I’ve always been a little confused on how the size of convolution filters, input image sizes, stride, padding, etc relates to the final size of feature maps in a Convolutional Neural Network (CNN). So, here are some notes that I’ve gathered that help explain things a little:
The following diagram, from the “Caffe in a Day Tutorial” (https://docs.google.com/presentation/d/1HxGdeq8MPktHaPb-rlmYYQ723iWzq9ur6Gjo71YiG0Y/edit#slide=id.gc2fcdcce7_216_0) provides a good overview of what happens when a single convolution filter (or, kernel) is applied to an input image.
In this example, the input image is 32×32 pixels with 3 separate RGB color channels and the filter is a 5×5 kernel. In fact, it is actually 3 separate 5×5 kernels, one for each of the 3 color channels. Each of these 3 separate 5×5 kernels are independent of one another and learned during training. The filter slides over the input image and the value of each pixel under the corresponding kernel location is multiplied by the kernel value. Results from each of the individual multiplications are added together (3x5x5 = 75, in all) and the resulting sum produces a single pixel in the feature map. The first (top-left corner) feature of the feature map is produced from the sum of the 75 multiplications when the filter sits over the top-left corner of the input image. After this first feature is calculated, the filter is shifted to the right one pixel (or, more precisely, the number of pixels represented by the “stride”) and the process is repeated to obtain the 2nd feature. This is repeated, sliding to the right until the filter reaches the right edge, sliding down one pixel to the next row, and so on until the filter sits at the bottom-right corner of the input image and the bottom-right feature of the feature map has been calculated. In this particular example, the “Stride” was set to one and no padding was used. In practice, the input image is generally padded with addition 0-value pixels so that the feature map ends up being the same size as the input image. For a 3×3 kernel, a padding of 1 (on both sides, top, and bottom) would result in a feature map matching the input image size. For a 5×5 kernel, a padding of 2 pixels on each side/top/bottom would produce the correct size feature map.
Note, in particular, that the same set of weights and bias value are used as this filter scans across the image, resulting in a much-reduced number of network parameters compared to a Fully Connected (FC) neural network layer. In this particular example, the 5×5 kernel (3x5x5, actually, when the 3 separate filters, one for each RGB channel are considered) results in 75 (76 counting the bias term) unique weights and biases to be learned compared to 3,072 (3,073 counting the bias term) for a fully-connected layer. The difference in number of parameters is even more dramatic with larger input image sizes, since the number of parameters in a fully-connected network 3xHxW (where H and W are the height and width of the input imagery) while the number of parameters in a convolutional layer is proportional only to the size of the filter and is independent of the input image size. So, for example, a 3x256x256 image from the ImageNet data set would require nearly 200,000 FC parameters to be learned while the convolution layer for this same image would still need only 76 parameters.
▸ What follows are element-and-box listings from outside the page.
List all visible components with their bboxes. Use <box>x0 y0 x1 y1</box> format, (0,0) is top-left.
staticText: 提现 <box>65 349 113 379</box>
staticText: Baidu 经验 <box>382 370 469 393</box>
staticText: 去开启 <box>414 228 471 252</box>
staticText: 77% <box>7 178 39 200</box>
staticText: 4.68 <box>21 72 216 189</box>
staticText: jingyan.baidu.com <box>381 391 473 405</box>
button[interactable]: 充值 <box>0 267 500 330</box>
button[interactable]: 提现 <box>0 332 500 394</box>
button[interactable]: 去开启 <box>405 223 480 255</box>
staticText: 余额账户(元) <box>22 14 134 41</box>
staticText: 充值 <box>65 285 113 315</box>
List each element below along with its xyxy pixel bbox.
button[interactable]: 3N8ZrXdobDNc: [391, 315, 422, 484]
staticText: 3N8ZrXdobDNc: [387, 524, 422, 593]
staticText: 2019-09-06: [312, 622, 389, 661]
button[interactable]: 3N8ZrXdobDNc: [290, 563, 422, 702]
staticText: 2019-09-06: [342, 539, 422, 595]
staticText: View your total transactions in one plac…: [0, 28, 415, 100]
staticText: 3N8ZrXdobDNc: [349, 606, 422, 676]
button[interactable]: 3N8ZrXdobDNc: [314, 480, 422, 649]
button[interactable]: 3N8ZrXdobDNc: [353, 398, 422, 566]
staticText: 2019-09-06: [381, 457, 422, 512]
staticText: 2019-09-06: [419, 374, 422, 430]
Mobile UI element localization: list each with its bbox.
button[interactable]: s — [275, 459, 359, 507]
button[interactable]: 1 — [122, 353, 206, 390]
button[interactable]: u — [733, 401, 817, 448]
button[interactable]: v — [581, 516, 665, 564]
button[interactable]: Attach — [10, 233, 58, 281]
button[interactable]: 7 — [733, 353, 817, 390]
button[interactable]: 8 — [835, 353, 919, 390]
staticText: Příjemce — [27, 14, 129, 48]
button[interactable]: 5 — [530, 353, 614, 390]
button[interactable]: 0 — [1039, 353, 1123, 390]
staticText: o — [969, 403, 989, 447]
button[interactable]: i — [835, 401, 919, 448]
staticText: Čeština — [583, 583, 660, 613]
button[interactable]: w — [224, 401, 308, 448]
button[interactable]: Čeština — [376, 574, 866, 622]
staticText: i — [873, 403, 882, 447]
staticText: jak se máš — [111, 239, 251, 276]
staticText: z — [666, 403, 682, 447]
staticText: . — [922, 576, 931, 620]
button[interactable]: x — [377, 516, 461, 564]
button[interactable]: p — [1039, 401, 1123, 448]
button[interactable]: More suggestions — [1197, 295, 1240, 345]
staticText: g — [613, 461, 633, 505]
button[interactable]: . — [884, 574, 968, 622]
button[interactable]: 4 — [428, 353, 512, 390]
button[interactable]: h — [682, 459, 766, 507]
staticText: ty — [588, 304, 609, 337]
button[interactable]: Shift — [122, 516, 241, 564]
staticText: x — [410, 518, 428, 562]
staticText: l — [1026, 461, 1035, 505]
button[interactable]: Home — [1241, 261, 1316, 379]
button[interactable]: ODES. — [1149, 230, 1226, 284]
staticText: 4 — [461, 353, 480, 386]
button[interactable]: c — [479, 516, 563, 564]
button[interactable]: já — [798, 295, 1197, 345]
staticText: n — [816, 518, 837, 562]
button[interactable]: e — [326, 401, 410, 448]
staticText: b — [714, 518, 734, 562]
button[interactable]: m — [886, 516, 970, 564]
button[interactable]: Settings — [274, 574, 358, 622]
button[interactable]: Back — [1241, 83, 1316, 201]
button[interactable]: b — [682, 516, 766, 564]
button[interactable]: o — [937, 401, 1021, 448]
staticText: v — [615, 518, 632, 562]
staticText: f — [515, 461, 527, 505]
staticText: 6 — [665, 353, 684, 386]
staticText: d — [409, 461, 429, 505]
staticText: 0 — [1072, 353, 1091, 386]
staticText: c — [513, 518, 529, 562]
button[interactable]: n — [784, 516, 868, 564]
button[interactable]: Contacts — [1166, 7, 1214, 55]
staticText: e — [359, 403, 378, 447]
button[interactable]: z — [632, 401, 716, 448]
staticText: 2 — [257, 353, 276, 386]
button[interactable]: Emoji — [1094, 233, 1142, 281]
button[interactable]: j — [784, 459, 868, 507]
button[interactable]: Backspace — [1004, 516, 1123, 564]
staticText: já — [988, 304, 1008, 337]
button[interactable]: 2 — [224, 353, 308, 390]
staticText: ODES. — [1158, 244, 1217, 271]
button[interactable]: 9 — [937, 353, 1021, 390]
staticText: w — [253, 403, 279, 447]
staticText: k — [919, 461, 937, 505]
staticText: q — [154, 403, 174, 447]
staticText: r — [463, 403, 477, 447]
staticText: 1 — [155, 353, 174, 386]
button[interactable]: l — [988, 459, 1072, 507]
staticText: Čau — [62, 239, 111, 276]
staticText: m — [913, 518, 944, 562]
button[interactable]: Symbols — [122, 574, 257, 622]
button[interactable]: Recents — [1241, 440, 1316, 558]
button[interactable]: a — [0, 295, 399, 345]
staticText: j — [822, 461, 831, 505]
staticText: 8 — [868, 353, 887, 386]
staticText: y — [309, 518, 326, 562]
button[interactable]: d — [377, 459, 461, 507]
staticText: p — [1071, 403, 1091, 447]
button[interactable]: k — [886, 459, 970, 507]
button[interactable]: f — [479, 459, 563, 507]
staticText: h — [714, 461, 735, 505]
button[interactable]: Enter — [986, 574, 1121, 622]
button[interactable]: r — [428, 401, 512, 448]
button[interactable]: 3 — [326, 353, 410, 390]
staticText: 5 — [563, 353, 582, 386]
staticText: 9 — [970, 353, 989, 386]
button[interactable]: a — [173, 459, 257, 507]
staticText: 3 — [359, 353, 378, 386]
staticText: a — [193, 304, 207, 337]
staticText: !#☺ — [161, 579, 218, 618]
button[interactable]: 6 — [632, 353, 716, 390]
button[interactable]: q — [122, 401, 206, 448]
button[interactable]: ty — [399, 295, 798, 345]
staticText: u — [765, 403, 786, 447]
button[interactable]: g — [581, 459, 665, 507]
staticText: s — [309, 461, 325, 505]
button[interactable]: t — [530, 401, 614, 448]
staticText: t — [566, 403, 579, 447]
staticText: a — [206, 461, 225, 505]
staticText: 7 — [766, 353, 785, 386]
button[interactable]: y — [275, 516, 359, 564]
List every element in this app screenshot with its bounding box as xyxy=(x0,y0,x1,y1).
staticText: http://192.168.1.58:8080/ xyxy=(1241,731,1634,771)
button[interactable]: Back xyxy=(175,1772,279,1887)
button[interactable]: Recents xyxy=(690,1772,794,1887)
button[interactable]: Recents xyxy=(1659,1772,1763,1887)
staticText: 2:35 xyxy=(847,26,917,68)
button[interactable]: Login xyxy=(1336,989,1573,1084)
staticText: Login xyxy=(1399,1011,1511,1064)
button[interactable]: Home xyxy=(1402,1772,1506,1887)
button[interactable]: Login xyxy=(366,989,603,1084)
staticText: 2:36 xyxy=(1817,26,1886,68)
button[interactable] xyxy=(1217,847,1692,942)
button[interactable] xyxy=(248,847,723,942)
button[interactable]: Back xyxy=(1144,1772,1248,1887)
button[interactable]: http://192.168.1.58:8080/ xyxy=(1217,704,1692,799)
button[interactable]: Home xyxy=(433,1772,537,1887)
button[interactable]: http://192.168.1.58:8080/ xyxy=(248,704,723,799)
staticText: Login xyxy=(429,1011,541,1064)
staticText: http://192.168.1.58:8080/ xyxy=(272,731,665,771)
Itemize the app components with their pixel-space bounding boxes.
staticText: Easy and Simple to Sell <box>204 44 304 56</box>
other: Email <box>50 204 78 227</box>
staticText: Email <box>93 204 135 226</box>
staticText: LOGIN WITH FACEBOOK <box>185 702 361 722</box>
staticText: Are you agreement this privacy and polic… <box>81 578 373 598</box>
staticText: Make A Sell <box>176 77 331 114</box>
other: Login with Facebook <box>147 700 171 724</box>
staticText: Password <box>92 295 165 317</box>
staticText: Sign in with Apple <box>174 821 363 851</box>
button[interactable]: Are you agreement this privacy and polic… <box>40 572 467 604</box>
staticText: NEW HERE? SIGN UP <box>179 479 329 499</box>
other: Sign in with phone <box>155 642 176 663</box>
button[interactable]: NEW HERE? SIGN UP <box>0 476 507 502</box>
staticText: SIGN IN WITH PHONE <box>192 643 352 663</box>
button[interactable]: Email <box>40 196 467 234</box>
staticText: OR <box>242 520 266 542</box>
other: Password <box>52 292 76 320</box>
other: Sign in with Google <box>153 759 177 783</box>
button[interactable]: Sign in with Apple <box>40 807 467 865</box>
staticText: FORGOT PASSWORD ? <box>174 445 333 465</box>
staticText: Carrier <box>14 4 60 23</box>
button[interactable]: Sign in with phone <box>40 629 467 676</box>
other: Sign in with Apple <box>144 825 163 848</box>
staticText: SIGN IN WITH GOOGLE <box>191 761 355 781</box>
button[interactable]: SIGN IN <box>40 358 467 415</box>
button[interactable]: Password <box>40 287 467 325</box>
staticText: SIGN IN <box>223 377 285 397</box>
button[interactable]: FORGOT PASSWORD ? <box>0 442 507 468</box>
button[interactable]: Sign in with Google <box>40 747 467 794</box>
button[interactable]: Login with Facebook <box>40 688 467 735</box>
Rather than a single set of kernels in a layer, though, CNNs generally provide more modeling “capacity” by including numerous separate kernels that can be learned by the network. Each separate kernel produces it’s own feature map, which are generally shown as a 3D volume of feature maps, where the depth of the feature net volume indicates the number of filters to be learned in that layer of the network. The next diagram, from the same “Cafe in a Day Tutorial”, illustrates this for a particular example where 6 sets of 3x5x5 kernels (18 kernels total) produce a set of 6 feature maps.
Finally, note that choosing a stride other than 1 would reduce the size of the feature maps. For example, a stride of 2 (sliding the 5×5 filter two pixels right (or down) after each convolution is computed) would result in feature maps that are 14×14 in size, thus reducing the computational requirements on subsequent layers of the network.